When I heard this I felt seen. My partner and I often fight about an issue, feel misunderstood by our counterpart, and then shift from the issue at hand to fighting about HOW we fight. It is so frustrating to us both, and we often find ourselves going in circles.
Seeing our conflict through this lens of a fight for power, trust, or recognition has given me a new perspective on why that is.
I mean, if I’m looking for power or control and not getting it, I’ll keep working to do so. If I don’t feel trust and connection, I will withdraw. And if there is not a sense that my perspective is recognized and respected, I will continue to feel angry, hurt, or misunderstood. Same with him. Round and round we go.
In thinking about this, I started applying these three things at the foundation of conflict to other relationships in my life.
And that’s when it REALLY started to click.
I think these things are at the core of conflict in every relationship, and that’s because these are the things – when we have them – that make us feel accepted and loved.
It’s been proven scientifically (as experiments by Bowlby and others have shown) that our desire to be loved and nurtured is a basic and fundamental human need. Without love, we can feel alone, unimportant, and unhappy. With love we feel connected, supported, and happy.
And guess what? When we are connected, supported, and happy, we are at our best.
“There’s something very full in knowing that your partner accepts you as is.”-Ester Perel
I’ve been wondering how I can work on my relationship with my Self with this awareness. There’s this concept in psychology called incongruence, which basically describes when our ideal self (who we’d like to be) is very different from our real self (who we actually are). We are not in line with our Self internally, and so we feel lost, unsettled, insecure. When our ideal and real selves are more in tune with each other, though, we feel less internal stress and a sense of well-being and peace of mind.
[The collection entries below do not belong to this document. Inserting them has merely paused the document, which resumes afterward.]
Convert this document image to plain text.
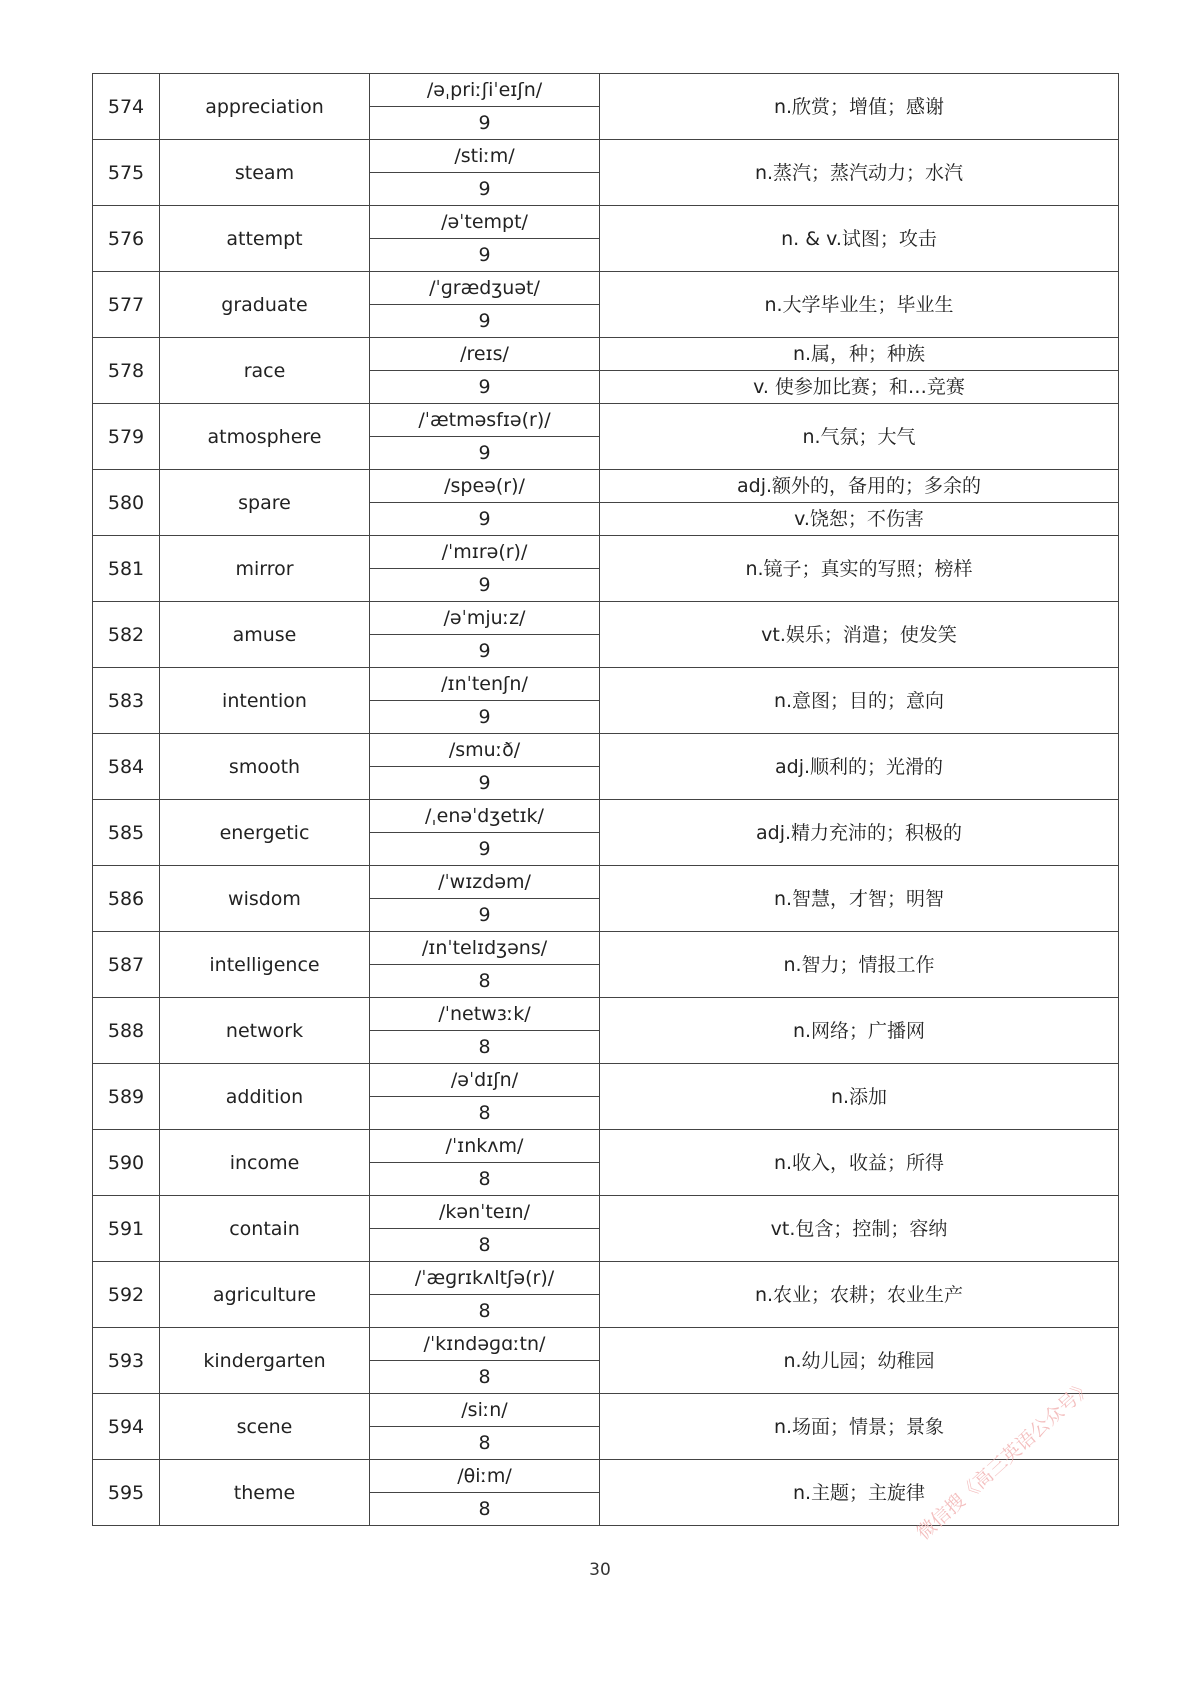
574	appreciation	/əˌpriːʃiˈeɪʃn/	n.欣赏；增值；感谢
		9	
575	steam	/stiːm/	n.蒸汽；蒸汽动力；水汽
		9	
576	attempt	/əˈtempt/	n. & v.试图；攻击
		9	
577	graduate	/ˈɡrædʒuət/	n.大学毕业生；毕业生
		9	
578	race	/reɪs/	n.属，种；种族
		9	v. 使参加比赛；和…竞赛
579	atmosphere	/ˈætməsfɪə(r)/	n.气氛；大气
		9	
580	spare	/speə(r)/	adj.额外的，备用的；多余的
		9	v.饶恕；不伤害
581	mirror	/ˈmɪrə(r)/	n.镜子；真实的写照；榜样
		9	
582	amuse	/əˈmjuːz/	vt.娱乐；消遣；使发笑
		9	
583	intention	/ɪnˈtenʃn/	n.意图；目的；意向
		9	
584	smooth	/smuːð/	adj.顺利的；光滑的
		9	
585	energetic	/ˌenəˈdʒetɪk/	adj.精力充沛的；积极的
		9	
586	wisdom	/ˈwɪzdəm/	n.智慧，才智；明智
		9	
587	intelligence	/ɪnˈtelɪdʒəns/	n.智力；情报工作
		8	
588	network	/ˈnetwɜːk/	n.网络；广播网
		8	
589	addition	/əˈdɪʃn/	n.添加
		8	
590	income	/ˈɪnkʌm/	n.收入，收益；所得
		8	
591	contain	/kənˈteɪn/	vt.包含；控制；容纳
		8	
592	agriculture	/ˈæɡrɪkʌltʃə(r)/	n.农业；农耕；农业生产
		8	
593	kindergarten	/ˈkɪndəɡɑːtn/	n.幼儿园；幼稚园
		8	
594	scene	/siːn/	n.场面；情景；景象
		8	
595	theme	/θiːm/	n.主题；主旋律
		8	
30
微信搜《高三英语公众号》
That got me thinking. I combined all of this together and asked:
What if I start viewing my Self as a partner? What if I realized that when I’m in conflict with my Self (when I’m incongruent), it’s because I’m missing power, trust, or recognition within my own being? And how would I feel if I started working on giving my Self these things?
Safe to say I feel like I have so much to work with here. And I am really sitting with it to see what comes up. Today, I’m working with this …
How do I give my Self power? How often do I mistrust my Self and in what ways? How can I recognize and respect all that I am … without reservation or judgement … so that I can accept and love my Self completely?
I offer the same questions to you and invite you to explore.